I rarely every buy store-bought dressings anymore, as homemade ones can be made so easily and taste so much better. The only problem with them, is that I often find myself making far more than I will ever consume before it goes bad. While you can store bottled dressings in the fridge for years, a fresh dressing will go bad in a couple of weeks. The fact that a creamy dressing can last for years, should be reason enough not to eat it. The amount of sodium and preservatives must be through the roof.

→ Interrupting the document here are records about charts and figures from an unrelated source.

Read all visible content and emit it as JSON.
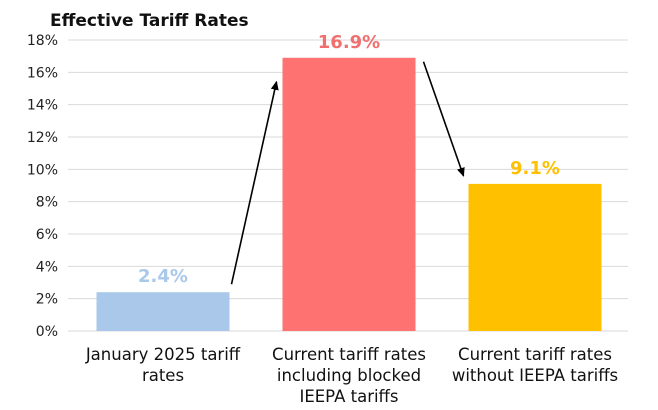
{
  "chart_data": {
    "type": "bar",
    "title": "Effective Tariff Rates",
    "categories": [
      "January 2025 tariff rates",
      "Current tariff rates including blocked IEEPA tariffs",
      "Current tariff rates without IEEPA tariffs"
    ],
    "category_label_lines": [
      [
        "January 2025 tariff",
        "rates"
      ],
      [
        "Current tariff rates",
        "including blocked",
        "IEEPA tariffs"
      ],
      [
        "Current tariff rates",
        "without IEEPA tariffs"
      ]
    ],
    "values": [
      2.4,
      16.9,
      9.1
    ],
    "data_labels": [
      "2.4%",
      "16.9%",
      "9.1%"
    ],
    "bar_colors": [
      "#A9C8EA",
      "#FF7272",
      "#FFC000"
    ],
    "data_label_colors": [
      "#A9C8EA",
      "#F07070",
      "#FFC000"
    ],
    "ylim": [
      0,
      18
    ],
    "yticks": [
      0,
      2,
      4,
      6,
      8,
      10,
      12,
      14,
      16,
      18
    ],
    "ytick_labels": [
      "0%",
      "2%",
      "4%",
      "6%",
      "8%",
      "10%",
      "12%",
      "14%",
      "16%",
      "18%"
    ],
    "xlabel": "",
    "ylabel": "",
    "grid": true,
    "gridline_color": "#D9D9D9",
    "annotations": [
      {
        "type": "arrow",
        "from": "bar-1-top",
        "to": "bar-2-top"
      },
      {
        "type": "arrow",
        "from": "bar-2-top",
        "to": "bar-3-top"
      }
    ]
  }
}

I usually make a homemade dressing and enjoy it on a salad or two and then move on to the next new thing I am interested in. This Greek yogurt bleu cheese definitely held my attention though. Every day, I was inventing new and different ways to enjoy it until the precious jar of dressing had disappeared. Whether it was on a salad or with chicken strips, I loved every last drop of it!
Despite me making the mistake of preparing too much dressings, that doesn’t mean it needs to be a problem. One of the greatest parts of homemade dressings is that you can make as much or as little as you want. So. if you plan on only making a single salad just for yourself or a pair for you and a friend, cut this recipe down accordingly. Just a friendly warning though, you might want to make extra, because you will be craving more!
- 1 c. non-fat plain Greek yogurt
- 2 Tbsp. light mayonaisse
- ¼ c. skim milk
- 1 tsp. worchestire sauce
- ½ tsp. champagne vinegar
- ½ c. bleu cheese crumbles
- ⅓ c. chopped celery
- ¼ tsp. salt
- pinch of pepper
- Place all of the ingredients in a blender or a pint jar with immersion blender and blend until smooth. Store sealed in the refrigerator for up to 10 days.
- This makes a thin dressing. If you prefer a thicker dresssing, leave out the milk.